# How do you use the epsilon delta definition to find the limit of (2+4x)/3 as x approaches 1?

Mar 21, 2018

First, a slightly technical point - you can't really find a limit using the $\epsilon - \delta$ definition. What you can do is, given a number $L$, prove that it is the limit!

#### Explanation:

It seems obvious that

${\lim}_{x \to 1} \frac{2 + 4 x}{3} = \frac{2 + 4 \times 1}{3} = 2$

Let us prove that 2, indeed, is the limit.

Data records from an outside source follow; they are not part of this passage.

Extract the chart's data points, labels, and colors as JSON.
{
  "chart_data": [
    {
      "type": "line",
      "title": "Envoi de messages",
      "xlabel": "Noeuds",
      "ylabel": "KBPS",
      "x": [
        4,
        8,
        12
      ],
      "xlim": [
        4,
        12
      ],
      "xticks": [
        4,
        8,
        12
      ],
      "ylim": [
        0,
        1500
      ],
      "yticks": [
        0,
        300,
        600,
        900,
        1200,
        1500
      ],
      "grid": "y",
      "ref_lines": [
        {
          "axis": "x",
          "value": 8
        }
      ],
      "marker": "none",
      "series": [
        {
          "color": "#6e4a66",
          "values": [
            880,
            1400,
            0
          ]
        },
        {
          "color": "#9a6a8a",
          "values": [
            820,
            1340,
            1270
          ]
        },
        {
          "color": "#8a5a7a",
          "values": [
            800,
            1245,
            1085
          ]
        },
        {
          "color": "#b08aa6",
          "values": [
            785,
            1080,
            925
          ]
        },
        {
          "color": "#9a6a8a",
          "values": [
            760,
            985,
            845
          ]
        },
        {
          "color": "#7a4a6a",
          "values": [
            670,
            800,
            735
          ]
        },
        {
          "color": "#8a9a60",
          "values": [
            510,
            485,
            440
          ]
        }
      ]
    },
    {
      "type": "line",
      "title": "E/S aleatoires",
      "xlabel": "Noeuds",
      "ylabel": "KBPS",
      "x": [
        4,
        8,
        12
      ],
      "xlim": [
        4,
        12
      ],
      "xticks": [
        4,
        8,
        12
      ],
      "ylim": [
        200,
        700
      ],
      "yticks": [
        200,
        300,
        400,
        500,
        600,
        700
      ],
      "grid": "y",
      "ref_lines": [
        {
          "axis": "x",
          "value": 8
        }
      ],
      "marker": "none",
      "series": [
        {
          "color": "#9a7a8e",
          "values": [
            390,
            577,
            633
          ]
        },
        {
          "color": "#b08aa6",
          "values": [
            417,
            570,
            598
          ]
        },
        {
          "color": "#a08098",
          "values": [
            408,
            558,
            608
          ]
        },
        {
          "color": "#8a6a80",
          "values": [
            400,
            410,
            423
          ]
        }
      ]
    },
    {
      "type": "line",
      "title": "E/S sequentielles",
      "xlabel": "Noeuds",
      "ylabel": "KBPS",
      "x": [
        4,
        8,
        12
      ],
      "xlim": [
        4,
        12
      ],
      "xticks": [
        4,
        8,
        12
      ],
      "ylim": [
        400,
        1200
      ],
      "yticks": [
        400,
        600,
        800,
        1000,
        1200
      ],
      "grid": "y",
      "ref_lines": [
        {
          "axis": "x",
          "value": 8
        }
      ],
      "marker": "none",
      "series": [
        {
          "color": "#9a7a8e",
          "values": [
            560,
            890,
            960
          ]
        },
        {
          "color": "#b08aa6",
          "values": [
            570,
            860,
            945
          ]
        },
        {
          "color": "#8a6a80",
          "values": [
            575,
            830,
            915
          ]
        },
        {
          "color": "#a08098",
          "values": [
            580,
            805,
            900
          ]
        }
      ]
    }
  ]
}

Recall that the $\epsilon - \delta$ definition of the limit states that:

A number $L$ is called the limit of a function $f : \mathbb{R} \to \mathbb{R}$ as $x \to a$ if $\forall \epsilon > 0 , \exists \delta > 0$ such that
$0 < | x - a | < \delta \implies | f \left(x\right) - L | < \epsilon$

Shorn of the Greek, this means that we can keep $f \left(x\right)$ as close to $L$ as we want, by keeping $x$ sufficiently close to $a$.

For the current problem

$f \left(x\right) - L = \frac{2 + 4 x}{3} - 2 = \frac{4}{3} \left(x - 1\right)$

so $| f \left(x\right) - L | < \epsilon \iff \frac{4}{3} | x - 1 | < \epsilon$

So, for any given positive $\epsilon$, choose

$0 < \delta < \frac{3}{4} \epsilon$

Then, $| x - 1 | < \delta \implies | x - 1 | < \frac{3}{4} \epsilon \implies | f \left(x\right) - L | = \frac{4}{3} | x - 1 | < \epsilon$

Hence such a $\delta$ exists for every positive $\epsilon$, and thus 2 is the limit!